Once WannaCry hit, the NAO added, there was no rehearsed plan to co-ordinate a response, and no means of communicating with trusts that were infected or that had shut down their email; local staff used mobiles and WhatsApp to communicate with each other.
Despite this, the watchdog accepted the NHS was trying to learn lessons. Four months on, it said NHS England and NHS Improvement had written to boards “asking them to ensure” they had implemented CareCERT alerts, and were in the process of drawing up new response and communications plans.
NHS England’s IT agency issued its own ‘Lessons learned review of the WannaCry Ransomware Cyber Attack’ in February 2018.
Apparently stung by the NAO report, chief information officer Will Smart argued that the NHS had “responded well to what was an unprecedented incident” and thanked NHS staff “for their resilience and extraordinary efforts in going the extra mile to keep… services running for patients.”
He also outlined some of the immediate measures that had been taken to respond, including: on-site cyber security assessments at 190 trusts; the release of £21 million of capital funding to strengthen major trauma centres; the release of a further £25 million to implement high-severity CareCERT alerts at trusts that hadn’t implemented them; and a new portal to monitor compliance.
Also: the creation of a 24/7 data security hotline; a procurement for a new security operations centre; more online advice for trusts; an updated Information Governance Toolkit; and various measures to improve communications, including “text alerts to NHS chief executives and CIOs when email is unavailable.”
Even so, the lessons learned document warned, “it is not a question of ‘if’ but ‘when’ the next cyber-attack occurs”, so NHS England and NHS Digital should formalise their roles and responsibilities for when it hits.
Also, that trusts should: review their IT and cyber security capacity; aim to meet all relevant standards; improve their management of systems and devices; review business continuity plans; train staff for potentially “long-running and intense” attacks; and remember the need to support primary and social care.
The National Audit Office reports to the Public Accounts Committee, which then holds hearings on its findings, and publishes its views. MPs issued a report on the ‘Cyber-attack on the NHS’ in April, and concluded it had been “lucky” that it had not been worse.

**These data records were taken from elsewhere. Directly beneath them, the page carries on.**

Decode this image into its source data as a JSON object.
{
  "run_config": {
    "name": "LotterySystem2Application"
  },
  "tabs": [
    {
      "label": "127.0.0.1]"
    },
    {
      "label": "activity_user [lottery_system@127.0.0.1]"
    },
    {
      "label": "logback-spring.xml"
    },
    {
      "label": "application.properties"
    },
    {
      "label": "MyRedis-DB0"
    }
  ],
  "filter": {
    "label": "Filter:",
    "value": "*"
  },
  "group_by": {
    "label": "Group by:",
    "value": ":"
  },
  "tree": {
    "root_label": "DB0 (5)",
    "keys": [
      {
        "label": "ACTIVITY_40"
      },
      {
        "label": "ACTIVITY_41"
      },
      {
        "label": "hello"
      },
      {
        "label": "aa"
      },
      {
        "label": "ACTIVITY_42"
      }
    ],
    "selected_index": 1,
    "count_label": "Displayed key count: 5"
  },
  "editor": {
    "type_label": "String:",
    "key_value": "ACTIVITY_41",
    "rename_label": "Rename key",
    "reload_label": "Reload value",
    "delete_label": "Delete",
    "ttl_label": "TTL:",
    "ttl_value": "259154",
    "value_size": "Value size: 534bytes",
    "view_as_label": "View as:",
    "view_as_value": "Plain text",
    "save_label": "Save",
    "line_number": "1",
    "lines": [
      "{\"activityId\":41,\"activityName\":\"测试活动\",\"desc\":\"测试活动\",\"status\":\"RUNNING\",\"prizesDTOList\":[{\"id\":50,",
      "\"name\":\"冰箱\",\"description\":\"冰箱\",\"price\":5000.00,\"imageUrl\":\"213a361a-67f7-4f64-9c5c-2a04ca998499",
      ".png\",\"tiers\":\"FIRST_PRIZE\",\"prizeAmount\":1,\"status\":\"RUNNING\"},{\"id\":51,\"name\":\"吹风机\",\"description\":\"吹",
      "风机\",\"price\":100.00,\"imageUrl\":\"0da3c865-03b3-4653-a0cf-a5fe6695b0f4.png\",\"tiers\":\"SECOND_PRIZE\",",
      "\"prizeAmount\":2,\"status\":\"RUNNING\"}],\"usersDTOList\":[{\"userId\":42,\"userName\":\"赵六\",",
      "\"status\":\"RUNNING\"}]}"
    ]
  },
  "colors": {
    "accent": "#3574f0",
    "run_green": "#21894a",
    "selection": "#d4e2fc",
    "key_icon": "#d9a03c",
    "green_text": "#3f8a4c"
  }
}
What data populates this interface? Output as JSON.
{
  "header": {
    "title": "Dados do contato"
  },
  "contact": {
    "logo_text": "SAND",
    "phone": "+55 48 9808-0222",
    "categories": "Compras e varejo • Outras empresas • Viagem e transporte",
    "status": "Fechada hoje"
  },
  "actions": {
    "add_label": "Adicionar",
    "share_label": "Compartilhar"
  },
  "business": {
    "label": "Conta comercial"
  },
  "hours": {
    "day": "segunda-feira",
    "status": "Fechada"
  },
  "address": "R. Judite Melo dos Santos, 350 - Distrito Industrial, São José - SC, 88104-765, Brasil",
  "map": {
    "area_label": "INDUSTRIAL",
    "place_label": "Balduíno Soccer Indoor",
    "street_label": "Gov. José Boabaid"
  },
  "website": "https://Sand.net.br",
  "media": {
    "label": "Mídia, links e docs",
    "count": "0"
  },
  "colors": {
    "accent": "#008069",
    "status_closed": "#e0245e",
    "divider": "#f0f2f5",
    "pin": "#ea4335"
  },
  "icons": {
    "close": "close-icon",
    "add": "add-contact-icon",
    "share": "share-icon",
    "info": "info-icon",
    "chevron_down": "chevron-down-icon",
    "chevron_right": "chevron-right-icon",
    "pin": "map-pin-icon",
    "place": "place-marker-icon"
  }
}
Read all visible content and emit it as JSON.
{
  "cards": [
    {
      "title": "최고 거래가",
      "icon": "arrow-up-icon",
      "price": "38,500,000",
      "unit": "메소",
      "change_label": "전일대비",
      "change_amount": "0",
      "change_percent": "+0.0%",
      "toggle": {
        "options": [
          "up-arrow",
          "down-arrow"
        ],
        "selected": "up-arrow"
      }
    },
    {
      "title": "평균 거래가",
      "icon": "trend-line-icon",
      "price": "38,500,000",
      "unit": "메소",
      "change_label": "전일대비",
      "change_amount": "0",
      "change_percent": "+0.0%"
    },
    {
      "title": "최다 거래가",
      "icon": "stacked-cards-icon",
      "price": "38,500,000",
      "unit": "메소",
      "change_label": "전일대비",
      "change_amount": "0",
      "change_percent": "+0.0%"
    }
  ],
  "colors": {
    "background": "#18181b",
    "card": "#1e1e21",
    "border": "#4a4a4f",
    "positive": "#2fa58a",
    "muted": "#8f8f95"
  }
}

“If the attack had not happened on a Friday afternoon in the summer, and the kill switch to stop the virus had not be found relatively quickly, the disruption could have been much worse,” it said. After re-iterating the NAO view that the NHS had been “unprepared” for the attack, and that it had been pushed into using “improvised and haphazard ways to communicate”, the report focused on the future.
It pointed out that the NHS “still does not know what financial impact the WannaCry had on the NHS”, or what it would cost to properly sort out its cyber-security. So, although £50 million has been spent on emergency work, and another £150 million will be diverted to resilience and response in 2018-19 and 2019-20, it doesn’t really know if this money is being well spent.
Also, it argued, the NHS does not have a detailed plan to implement its ‘lessons learned’ report; and that NHS Digital and trusts may lack the staff and skills to do this in a complex environment in which it can be difficult to patch one system without knocking over others.
The PAC recommended: national guidance on how systems can be updated while minimising disruption to services; accreditation for IT and medical systems suppliers; and the creation of workforce plans that focus on IT and cyber security skills.
It also said it wanted an update on the costs of WannaCry to the NHS, and a breakdown of how national and local bodies will target investment “in line with service and financial risks” – by June.